C’è una questione importante: Obama pronunciò un discorso nel quale utilizza le parole più sciroppate per esprimere: “È già ora di dimenticare il passato, lasciamo indietro il passato, guardiamo al futuro, guardiamolo insieme, un futuro di speranza. E non sarà facile, ci sono delle sfide, ed a queste le daremo tempo; ma la mia permanenza qui mi dà più speranze su quello che possiamo fare insieme come amici, come famiglia, come vicini, insieme.”
Si suppone che ognuno di noi correva il rischio di un infarto ascoltando queste parole del Presidente degli Stati Uniti.
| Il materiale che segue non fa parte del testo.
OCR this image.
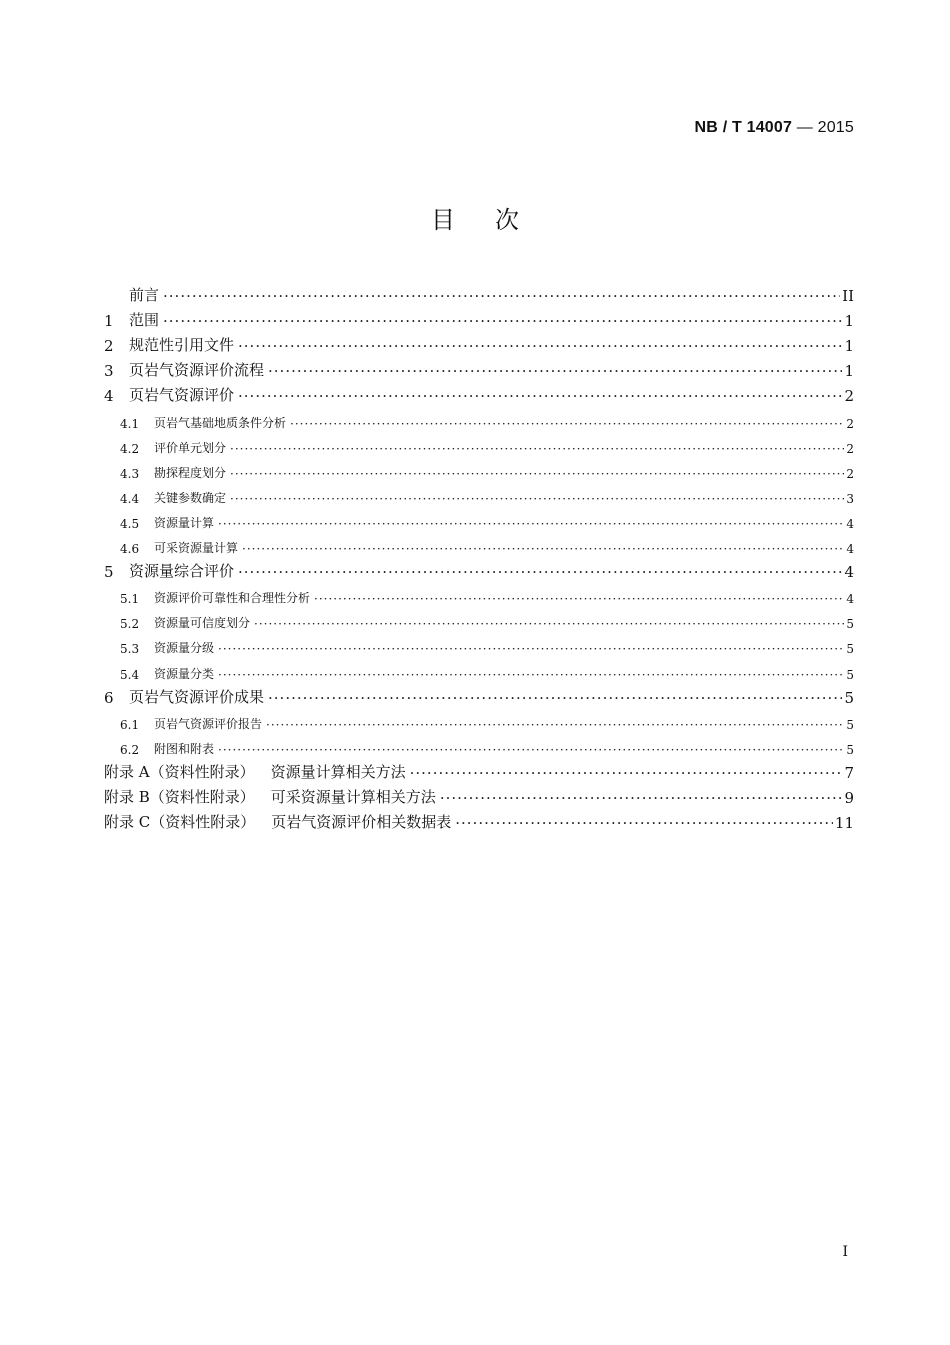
NB / T 14007 — 2015
目次
前言 ·····	II
1	范围 ·····	1
2	规范性引用文件 ·····	1
3	页岩气资源评价流程 ·····	1
4	页岩气资源评价 ·····	2
4.1	页岩气基础地质条件分析 ·····	2
4.2	评价单元划分 ·····	2
4.3	勘探程度划分 ·····	2
4.4	关键参数确定 ·····	3
4.5	资源量计算 ·····	4
4.6	可采资源量计算 ·····	4
5	资源量综合评价 ·····	4
5.1	资源评价可靠性和合理性分析 ·····	4
5.2	资源量可信度划分 ·····	5
5.3	资源量分级 ·····	5
5.4	资源量分类 ·····	5
6	页岩气资源评价成果 ·····	5
6.1	页岩气资源评价报告 ·····	5
6.2	附图和附表 ·····	5
附录 A（资料性附录） 资源量计算相关方法 ·····	7
附录 B（资料性附录） 可采资源量计算相关方法 ·····	9
附录 C（资料性附录） 页岩气资源评价相关数据表 ·····	11
I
Dopo un bloqueo spietato che è durato già quasi 60 anni, e quelli che sono morti negli attacchi mercenari contro barche e porti cubani, un aeroplano di linea strapieno di passeggeri fatto esplodere in pieno volo, invasioni mercenarie, multipli atti di violenza e di forza?
Nessuno si faccia l’illusione che il popolo di questo nobile ed abnegato paese rinunzierà alla gloria ed ai diritti, ed alla ricchezza spirituale che ha guadagnato con lo sviluppo dell’educazione, della scienza e della cultura.
Faccio notare inoltre che siamo capaci di produrre gli alimenti e le ricchezze materiali di cui abbiamo bisogno con lo sforzo e l’intelligenza del nostro popolo. Non necessitiamo che l’impero ci regali nulla. I nostri sforzi saranno legali e pacifici, perché è il nostro impegno con la pace e con la fraternità di tutti gli esseri umani che viviamo in questo pianeta.